You can tell how much it will extend the capacity of your device by looking at the electronic capacity. I use 3200 mAh. My phone has a 2100mAh built in so you can see I get a more than a full charge. These just plug into the phone like the usb cable and your phone charges and you can use while charging although a little more awkwardly. I find I use this battery about 1- 2 times per week when I get into a longer than expected session for work and I don’t want to bother looking for an outlet. Convenience is the key.
I want to put in a blurb for battery conditioning. I keep my battery charged around 80%. That is often the best charge level to keep to keep your battery in peak condition. Don’t let your phone go down extremely low very often and don’t keep it charged to 100% all the time. It gets into the chemical properties of the battery and you can research this if you like.
The last thing I’ll point out is personal control and management of your apps. These recommendations are highly individual and depends upon what you like and what you feel is important to you. To really optimize these the more you learn the better usage you will have. But using the 80-20 rule If you pick the top 3-5 it will likely give you the most benefit.

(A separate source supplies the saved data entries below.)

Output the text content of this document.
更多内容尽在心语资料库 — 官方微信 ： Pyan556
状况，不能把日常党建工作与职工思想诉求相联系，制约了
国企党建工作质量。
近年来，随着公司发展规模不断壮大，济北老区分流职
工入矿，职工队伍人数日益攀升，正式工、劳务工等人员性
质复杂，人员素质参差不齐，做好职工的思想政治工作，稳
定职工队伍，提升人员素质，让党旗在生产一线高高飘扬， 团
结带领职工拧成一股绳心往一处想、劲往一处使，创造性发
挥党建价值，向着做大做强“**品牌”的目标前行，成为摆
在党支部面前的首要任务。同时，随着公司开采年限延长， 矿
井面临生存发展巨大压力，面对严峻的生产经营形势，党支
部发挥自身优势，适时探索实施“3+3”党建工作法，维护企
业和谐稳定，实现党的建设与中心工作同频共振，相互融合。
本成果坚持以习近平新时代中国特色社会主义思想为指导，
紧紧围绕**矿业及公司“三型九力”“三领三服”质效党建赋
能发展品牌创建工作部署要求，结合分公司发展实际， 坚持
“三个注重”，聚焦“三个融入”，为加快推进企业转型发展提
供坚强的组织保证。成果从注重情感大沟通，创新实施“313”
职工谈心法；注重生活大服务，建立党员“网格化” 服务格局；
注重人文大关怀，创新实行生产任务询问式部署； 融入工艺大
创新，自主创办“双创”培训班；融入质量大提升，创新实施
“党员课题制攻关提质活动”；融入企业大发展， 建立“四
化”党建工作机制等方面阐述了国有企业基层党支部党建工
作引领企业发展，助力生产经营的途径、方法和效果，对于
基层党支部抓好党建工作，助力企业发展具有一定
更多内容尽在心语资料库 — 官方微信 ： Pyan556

Jump over to the howtogeek link to see the full list. iOS has it’s own management recommendations on howtogeek as well.
- Turn off Bluetooth
- Connect to your Home WiFi
- Turn off Location Services (I keep it on so think about if you need it)
- Disable Push Notifications (you really don’t need it that immediately)
- Uninstall Apps (you probably don’t need 3/4 of the apps on your phone)
That last one takes some understanding and research and later I’ll write a post on what to look for on today’s phone and how to get rid of ‘crapware’. Those apps that you can’t seem to uninstall that the carrier put on the phone for you.